What is in this article?:
- Valley growers need to see higher prices soon to make the decision to plant more cotton.
- Prices currently range between 91 and 92 cents per pound.
- Some growers are considering planting grain sorghum instead of cotton this year due to healthy market prices for grain.
Cotton modules await ginning during the 2011 harvest in the Lower Rio Grande Valley. Cotton planting this year has been delayed by rain-soaked fields.
“Prices last year were in the mid-80 cent range per pound,” Ribera said. “For this year, I would expect to have about 200,000 acres with futures prices for July around 91.4 cents.”
But, Ribera said, those prices might rise on news that the Indian government banned cotton exports.
“India is a net exporter of cotton,” he said. “But on March 5 they shut off exports.”
With one less player on the world cotton market, supplies could drop, causing world demand—and prices — to rise.

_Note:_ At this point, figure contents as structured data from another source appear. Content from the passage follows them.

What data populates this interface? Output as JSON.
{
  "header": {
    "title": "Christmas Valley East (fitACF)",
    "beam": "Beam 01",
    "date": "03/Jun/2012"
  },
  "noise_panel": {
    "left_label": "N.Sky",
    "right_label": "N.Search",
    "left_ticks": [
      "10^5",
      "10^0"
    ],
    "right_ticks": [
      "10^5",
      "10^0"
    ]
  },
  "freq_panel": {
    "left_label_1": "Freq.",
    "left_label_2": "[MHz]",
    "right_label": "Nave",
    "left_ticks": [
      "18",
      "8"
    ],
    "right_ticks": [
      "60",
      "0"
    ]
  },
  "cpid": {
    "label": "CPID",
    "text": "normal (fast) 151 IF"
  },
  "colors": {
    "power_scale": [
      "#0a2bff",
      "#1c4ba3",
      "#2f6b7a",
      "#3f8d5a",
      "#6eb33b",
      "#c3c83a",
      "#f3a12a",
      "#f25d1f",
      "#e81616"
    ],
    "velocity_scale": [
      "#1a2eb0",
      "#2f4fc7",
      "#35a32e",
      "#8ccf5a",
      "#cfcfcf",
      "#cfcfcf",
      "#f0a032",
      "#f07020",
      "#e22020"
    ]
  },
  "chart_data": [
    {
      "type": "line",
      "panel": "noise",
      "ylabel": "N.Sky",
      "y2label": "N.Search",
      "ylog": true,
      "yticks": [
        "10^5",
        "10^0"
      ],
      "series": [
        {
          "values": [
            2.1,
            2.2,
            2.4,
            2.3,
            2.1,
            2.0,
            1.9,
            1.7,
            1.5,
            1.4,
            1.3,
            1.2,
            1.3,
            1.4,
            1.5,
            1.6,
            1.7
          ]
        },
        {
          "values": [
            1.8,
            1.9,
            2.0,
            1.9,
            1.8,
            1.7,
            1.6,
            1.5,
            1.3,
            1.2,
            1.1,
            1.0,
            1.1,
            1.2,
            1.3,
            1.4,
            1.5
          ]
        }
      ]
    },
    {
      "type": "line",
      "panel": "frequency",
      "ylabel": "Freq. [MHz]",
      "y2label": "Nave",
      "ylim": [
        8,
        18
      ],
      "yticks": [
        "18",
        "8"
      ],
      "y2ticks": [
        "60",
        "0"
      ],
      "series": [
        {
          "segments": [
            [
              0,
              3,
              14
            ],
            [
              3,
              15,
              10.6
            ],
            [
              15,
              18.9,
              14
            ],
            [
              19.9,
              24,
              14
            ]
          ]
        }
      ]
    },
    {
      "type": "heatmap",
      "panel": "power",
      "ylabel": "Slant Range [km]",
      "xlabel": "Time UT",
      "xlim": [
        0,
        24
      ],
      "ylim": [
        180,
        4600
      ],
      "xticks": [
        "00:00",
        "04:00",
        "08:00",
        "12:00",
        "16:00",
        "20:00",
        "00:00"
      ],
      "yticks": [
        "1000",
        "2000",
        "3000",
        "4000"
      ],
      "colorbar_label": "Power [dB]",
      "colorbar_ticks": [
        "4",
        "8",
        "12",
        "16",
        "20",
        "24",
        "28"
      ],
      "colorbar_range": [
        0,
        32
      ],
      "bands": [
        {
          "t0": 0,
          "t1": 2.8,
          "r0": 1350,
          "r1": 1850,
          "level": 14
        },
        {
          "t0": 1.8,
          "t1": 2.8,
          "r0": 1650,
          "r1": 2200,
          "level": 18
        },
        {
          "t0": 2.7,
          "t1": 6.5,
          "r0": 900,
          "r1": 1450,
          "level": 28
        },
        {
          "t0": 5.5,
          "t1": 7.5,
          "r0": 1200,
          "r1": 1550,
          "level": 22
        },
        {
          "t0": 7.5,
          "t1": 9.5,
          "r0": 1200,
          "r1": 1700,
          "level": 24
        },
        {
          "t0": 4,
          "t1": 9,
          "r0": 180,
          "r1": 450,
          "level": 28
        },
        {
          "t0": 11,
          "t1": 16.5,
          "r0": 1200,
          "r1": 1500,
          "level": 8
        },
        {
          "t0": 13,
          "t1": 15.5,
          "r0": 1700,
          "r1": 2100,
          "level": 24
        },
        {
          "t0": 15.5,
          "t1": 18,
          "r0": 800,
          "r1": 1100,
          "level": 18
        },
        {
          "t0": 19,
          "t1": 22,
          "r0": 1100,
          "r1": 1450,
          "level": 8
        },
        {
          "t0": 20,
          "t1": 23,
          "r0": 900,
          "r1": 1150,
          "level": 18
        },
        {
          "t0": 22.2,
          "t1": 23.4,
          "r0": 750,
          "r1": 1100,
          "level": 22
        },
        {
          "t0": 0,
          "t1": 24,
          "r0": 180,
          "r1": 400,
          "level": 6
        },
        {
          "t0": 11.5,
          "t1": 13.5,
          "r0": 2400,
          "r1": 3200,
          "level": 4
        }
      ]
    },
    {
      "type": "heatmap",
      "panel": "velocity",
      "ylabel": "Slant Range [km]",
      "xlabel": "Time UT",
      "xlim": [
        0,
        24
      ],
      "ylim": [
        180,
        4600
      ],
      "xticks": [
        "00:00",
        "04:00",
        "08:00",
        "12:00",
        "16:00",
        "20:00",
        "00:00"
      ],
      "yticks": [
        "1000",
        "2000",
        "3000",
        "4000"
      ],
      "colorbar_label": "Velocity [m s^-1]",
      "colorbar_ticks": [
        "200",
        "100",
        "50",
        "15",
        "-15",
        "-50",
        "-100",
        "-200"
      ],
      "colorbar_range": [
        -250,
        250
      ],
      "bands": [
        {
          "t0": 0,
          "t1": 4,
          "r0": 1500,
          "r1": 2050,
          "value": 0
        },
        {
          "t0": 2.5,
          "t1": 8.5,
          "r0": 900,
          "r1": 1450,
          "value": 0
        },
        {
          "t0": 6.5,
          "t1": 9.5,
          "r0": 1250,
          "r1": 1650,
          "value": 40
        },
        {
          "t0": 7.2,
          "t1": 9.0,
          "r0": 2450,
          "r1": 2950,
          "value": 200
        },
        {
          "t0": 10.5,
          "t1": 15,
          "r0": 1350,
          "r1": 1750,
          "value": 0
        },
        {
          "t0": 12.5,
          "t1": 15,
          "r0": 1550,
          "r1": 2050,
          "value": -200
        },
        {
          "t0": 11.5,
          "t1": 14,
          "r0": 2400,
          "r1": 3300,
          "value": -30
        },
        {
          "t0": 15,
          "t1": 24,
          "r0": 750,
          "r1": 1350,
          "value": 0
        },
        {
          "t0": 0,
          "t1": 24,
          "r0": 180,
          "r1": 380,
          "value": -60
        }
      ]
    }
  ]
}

“What matters is how long that ban will be in effect,” Ribera said. “So far, there’s been no serious impact on cotton futures prices. The market seems to still be waiting. But if the ban stands, Valley growers might be able to benefit from higher world prices.”
Prices currently range between 91 and 92 cents per pound, he said.
Cowan said Valley growers need to see higher prices soon to make the decision to plant more cotton.
“If the market responds immediately to India’s export ban with higher prices, it may not be too late for growers to switch from grain sorghum to cotton, but it will have to happen quickly because there’s a lot of ground to plant at this point,” he said.
In the meantime, healthy prices for grain sorghum are pulling growers that way, Cowan said.
“Local contracts for grain sorghum right now are at about $10 per hundredweight. That’s higher than usual. In fact, it’s pretty darn high considering prices have historically been in the $3.50 to $4 range (per hundredweight).”
But while prices have more than doubled, the cost of growing the crop has also gone up.
“It’s always a challenge to make a profit, but at $10, growers can make money. Of course, they have to make the crop first.”
In the end, the question of what and how much to plant may come down to risk, Cowan said.
“Cotton is an expensive crop to grow, so it might just come down to the risk a grower is willing to take, especially after the really dry season we had last year.”